A diferencia de lo sucedido en casos de tiranos como Sadam Husein que durante sus mandatos se dedicaron a favorecer sin disimulo a sus lugares de origen y apostaron por sus vecinos para los puestos clave, Ben Alí “nunca hizo nada especial por nosotros, nada de nada”, repiten los vecinos sin vacilar. La revolución ha sido pacífica en las callejuelas encaladas de Hamman Susa, sólo el cartel roto de la sede de la Agrupación Constitucional Democrática (RCD, por sus siglas en francés), partido oficial del régimen, muestra el cambio de era. “En sus primeros años, cuando estaba casado con la hija de un general, venía a pasear y se le podía ver, pero el segundo matrimonio le cambió la personalidad, nunca volvió a ser el mismo”, piensa Zuhaier Morjane, profesor de matemáticas que fuma sin parar cigarrillos tunecinos de la marca 20 Mars, fecha de la independencia de Francia. El resto de los contertulios asiente. No hay duda, Leyla Trabelsi “le lavó el cerebro” y logró que el RCD se convirtiera “en una forma de vida, una mafia que llegaba a todos los campos de la sociedad. Incluso se obligaba a intelectuales y hombres de negocios ajenos a la política a afiliarse para mejorar la imagen de la formación”, denuncia Zuhaier.
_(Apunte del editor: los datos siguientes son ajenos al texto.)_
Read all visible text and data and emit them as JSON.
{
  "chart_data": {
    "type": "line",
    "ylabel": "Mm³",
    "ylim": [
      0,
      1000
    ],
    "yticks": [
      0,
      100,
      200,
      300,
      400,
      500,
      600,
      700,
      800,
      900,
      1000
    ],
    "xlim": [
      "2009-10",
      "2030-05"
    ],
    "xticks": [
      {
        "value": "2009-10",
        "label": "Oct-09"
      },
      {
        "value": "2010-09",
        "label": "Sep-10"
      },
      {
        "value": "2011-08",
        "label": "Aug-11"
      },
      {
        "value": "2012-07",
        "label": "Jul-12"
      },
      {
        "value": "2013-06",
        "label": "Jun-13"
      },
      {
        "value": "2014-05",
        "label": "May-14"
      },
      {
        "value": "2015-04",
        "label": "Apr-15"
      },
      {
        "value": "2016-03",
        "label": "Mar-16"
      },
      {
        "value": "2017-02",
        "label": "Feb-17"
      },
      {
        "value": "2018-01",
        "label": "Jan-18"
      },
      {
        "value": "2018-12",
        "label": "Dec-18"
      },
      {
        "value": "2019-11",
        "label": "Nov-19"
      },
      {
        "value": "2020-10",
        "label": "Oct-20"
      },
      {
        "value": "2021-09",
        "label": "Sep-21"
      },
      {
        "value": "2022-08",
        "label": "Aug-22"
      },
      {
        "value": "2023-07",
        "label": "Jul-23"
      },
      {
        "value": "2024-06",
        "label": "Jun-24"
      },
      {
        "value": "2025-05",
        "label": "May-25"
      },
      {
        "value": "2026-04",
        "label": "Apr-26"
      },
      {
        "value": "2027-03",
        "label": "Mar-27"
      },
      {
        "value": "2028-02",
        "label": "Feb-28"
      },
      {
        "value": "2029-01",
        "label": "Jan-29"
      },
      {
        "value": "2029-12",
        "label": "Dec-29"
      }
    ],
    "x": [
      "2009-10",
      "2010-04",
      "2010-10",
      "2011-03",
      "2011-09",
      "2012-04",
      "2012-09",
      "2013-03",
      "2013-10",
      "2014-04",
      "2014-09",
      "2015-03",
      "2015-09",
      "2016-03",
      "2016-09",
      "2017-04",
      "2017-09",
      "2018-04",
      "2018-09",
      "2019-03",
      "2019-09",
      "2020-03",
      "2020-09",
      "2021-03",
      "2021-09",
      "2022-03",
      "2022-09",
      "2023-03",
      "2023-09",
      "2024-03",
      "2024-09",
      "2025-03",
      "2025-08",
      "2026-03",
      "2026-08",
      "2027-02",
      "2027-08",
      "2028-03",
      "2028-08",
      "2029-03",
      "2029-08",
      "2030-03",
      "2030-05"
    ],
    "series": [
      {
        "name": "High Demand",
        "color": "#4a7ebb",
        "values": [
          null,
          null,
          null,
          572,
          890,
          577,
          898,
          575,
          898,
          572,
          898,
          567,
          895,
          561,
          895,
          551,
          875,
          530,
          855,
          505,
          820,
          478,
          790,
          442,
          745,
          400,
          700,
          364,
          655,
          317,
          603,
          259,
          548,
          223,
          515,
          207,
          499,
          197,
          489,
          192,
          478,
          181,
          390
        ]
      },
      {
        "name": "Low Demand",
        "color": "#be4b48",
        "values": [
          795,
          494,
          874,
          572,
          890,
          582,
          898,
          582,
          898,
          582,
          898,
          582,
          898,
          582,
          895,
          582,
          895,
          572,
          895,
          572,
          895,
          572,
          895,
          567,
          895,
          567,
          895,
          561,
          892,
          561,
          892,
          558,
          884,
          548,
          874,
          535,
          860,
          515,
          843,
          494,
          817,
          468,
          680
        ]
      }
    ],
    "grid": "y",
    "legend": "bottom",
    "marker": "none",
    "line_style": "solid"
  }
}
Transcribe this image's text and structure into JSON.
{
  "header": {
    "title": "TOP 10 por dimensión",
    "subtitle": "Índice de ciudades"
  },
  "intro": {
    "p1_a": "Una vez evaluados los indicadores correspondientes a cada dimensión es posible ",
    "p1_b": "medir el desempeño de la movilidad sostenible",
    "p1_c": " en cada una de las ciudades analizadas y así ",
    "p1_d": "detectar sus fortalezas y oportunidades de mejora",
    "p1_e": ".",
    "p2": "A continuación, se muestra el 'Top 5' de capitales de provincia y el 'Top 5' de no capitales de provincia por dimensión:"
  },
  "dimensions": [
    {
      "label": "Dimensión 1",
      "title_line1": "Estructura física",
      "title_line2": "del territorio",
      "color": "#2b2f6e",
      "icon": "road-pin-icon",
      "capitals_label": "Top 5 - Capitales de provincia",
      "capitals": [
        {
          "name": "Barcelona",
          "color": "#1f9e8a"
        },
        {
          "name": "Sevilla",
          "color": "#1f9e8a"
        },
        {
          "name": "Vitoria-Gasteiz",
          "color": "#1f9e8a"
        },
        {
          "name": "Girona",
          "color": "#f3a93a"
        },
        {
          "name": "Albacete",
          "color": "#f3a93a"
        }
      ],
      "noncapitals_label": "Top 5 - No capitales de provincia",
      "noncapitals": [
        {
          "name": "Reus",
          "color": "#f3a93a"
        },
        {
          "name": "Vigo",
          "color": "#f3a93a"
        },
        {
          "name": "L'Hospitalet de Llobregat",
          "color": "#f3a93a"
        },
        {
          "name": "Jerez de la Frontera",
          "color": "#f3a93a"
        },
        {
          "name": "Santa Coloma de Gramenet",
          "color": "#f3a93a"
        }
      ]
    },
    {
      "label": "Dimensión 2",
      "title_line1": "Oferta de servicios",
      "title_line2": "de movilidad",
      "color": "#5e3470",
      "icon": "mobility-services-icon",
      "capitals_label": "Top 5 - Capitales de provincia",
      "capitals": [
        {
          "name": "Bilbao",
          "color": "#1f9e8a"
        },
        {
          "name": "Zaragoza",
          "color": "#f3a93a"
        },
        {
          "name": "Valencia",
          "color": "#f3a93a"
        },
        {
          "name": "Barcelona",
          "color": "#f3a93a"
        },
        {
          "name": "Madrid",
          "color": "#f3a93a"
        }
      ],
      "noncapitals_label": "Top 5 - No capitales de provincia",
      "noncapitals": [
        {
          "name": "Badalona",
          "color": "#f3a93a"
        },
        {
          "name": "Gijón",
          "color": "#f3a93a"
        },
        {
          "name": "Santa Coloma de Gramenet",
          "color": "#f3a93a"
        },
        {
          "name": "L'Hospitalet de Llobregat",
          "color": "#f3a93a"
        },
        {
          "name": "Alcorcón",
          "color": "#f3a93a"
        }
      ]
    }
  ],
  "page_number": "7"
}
Caminando por la parte vieja se llega hasta la humilde casa natal del ex dictador. Una vecina guarda las llaves y se encarga de la limpieza y mantenimiento. Junto a la puerta una placa cuadrada de mármol recuerda que aquí nació Zine El Abidine Ben Alí en 1936. Nadie se pone de acuerdo sobre la familia que le queda en el pueblo, pero piensan que “al menos dos hermanas y tres hermanos, aunque uno de ellos lleva cuatro años en coma”, aseguran los vecinos del portal de enfrente. “Se ha ido y ahora ya no hay que pensar en él, hay que ponerse a trabajar cuanto antes para recuperar todo el dinero que ha robado y repartirlo entre los más necesitados”, exclama una madre con su hijo en el brazo desde un segundo piso. Ni rastro del dictador. Ni fotos en las calles, ni una palabra amable de sus paisanos. Su huída del país parece el final de una pesadilla en la que todos han vivido inmersos los últimos 23 años.